Читаем На чужбине полностью

Отвечать ему не было возможности из-за его глухоты. И слава богу! А то мне пришлось бы огорчить этого старика, сказав ему, что он наивен как ребенок, что он не понял главное, что нужно отдать себя родине без задних мыслей, признать новую Россию до конца, без оговорок, что ошибка наша была не частичной, а полной, а потому полным должно быть и наше приятие революции.

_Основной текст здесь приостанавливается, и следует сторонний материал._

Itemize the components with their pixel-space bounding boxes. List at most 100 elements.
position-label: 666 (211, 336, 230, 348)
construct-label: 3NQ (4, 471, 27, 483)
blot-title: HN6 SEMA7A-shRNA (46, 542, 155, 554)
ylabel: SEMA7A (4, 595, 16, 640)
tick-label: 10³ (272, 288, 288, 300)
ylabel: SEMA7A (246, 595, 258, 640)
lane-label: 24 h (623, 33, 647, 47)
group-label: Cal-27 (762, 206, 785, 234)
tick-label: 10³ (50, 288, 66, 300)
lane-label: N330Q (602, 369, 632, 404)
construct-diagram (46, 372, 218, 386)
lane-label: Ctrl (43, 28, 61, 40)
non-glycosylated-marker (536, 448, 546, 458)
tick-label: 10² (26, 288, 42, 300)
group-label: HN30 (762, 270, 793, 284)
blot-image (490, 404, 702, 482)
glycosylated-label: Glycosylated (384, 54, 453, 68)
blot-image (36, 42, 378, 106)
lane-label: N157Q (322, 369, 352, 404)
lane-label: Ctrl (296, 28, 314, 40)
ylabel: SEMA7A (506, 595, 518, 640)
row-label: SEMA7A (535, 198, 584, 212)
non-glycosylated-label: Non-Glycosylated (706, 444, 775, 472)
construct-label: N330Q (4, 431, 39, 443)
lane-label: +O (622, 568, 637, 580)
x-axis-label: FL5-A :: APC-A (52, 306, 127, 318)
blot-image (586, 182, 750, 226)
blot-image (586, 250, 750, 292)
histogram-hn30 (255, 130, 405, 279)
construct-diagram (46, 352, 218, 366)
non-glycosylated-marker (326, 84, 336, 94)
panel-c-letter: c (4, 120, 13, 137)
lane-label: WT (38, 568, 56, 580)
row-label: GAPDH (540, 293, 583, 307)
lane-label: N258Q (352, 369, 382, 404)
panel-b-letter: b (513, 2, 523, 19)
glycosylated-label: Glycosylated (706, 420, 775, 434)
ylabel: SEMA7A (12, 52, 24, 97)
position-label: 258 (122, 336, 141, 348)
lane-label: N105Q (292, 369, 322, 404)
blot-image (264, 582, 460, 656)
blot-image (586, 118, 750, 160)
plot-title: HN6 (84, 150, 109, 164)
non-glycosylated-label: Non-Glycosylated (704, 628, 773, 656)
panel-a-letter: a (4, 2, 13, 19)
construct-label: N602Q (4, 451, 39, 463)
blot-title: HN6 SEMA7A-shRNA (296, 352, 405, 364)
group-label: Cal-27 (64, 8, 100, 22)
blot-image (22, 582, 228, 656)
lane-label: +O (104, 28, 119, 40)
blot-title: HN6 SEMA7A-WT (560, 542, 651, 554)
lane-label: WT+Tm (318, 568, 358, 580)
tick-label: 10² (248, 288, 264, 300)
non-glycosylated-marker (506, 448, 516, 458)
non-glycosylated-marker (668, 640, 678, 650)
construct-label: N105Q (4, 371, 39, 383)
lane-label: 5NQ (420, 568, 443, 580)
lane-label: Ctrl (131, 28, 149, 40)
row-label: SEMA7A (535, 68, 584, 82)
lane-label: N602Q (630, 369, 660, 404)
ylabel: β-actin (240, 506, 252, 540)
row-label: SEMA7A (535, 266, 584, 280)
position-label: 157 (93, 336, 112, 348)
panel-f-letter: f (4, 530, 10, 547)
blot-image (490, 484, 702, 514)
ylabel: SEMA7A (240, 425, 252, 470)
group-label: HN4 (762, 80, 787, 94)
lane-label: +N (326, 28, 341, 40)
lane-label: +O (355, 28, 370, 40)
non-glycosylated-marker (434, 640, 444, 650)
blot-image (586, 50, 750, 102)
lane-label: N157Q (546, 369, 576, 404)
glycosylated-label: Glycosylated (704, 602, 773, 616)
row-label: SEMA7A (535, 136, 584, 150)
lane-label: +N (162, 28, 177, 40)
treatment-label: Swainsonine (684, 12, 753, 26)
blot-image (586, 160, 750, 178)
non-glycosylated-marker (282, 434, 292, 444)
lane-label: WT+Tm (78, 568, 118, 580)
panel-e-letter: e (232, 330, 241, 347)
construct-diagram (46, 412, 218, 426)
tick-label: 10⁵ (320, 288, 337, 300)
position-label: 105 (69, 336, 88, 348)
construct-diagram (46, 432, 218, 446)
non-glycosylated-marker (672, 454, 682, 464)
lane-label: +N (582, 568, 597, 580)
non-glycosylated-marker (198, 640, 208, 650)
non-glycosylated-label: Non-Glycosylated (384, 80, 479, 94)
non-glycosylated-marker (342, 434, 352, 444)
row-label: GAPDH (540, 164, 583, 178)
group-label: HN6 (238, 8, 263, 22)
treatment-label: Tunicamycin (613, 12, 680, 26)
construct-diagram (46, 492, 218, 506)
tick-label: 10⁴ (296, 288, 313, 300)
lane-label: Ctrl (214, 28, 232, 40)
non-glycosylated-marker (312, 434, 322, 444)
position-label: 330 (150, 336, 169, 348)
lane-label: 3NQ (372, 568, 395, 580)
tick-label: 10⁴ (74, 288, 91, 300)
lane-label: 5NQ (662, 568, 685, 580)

Слушая уверенную речь Маклакова, который говорил мне, собственно, то, что некогда думал я сам, я ощущал всем существом несостоятельность его позиций, и для меня становилось окончательно ясно, в чем отныне заключается мой долг.

Глава 7

На путях к родине

Париж был освобожден. "Союз русских патриотов" вышел из подполья, занял помещение бывшего жеребковского "управления" и приступил к работе по объединению патриотической части русской эмиграции. Правление союза обратилось ко мне с просьбой написать статью для первого легального номера своей газеты и помочь в ее редактировании. Это было прямым следствием моей беседы с Рощиным.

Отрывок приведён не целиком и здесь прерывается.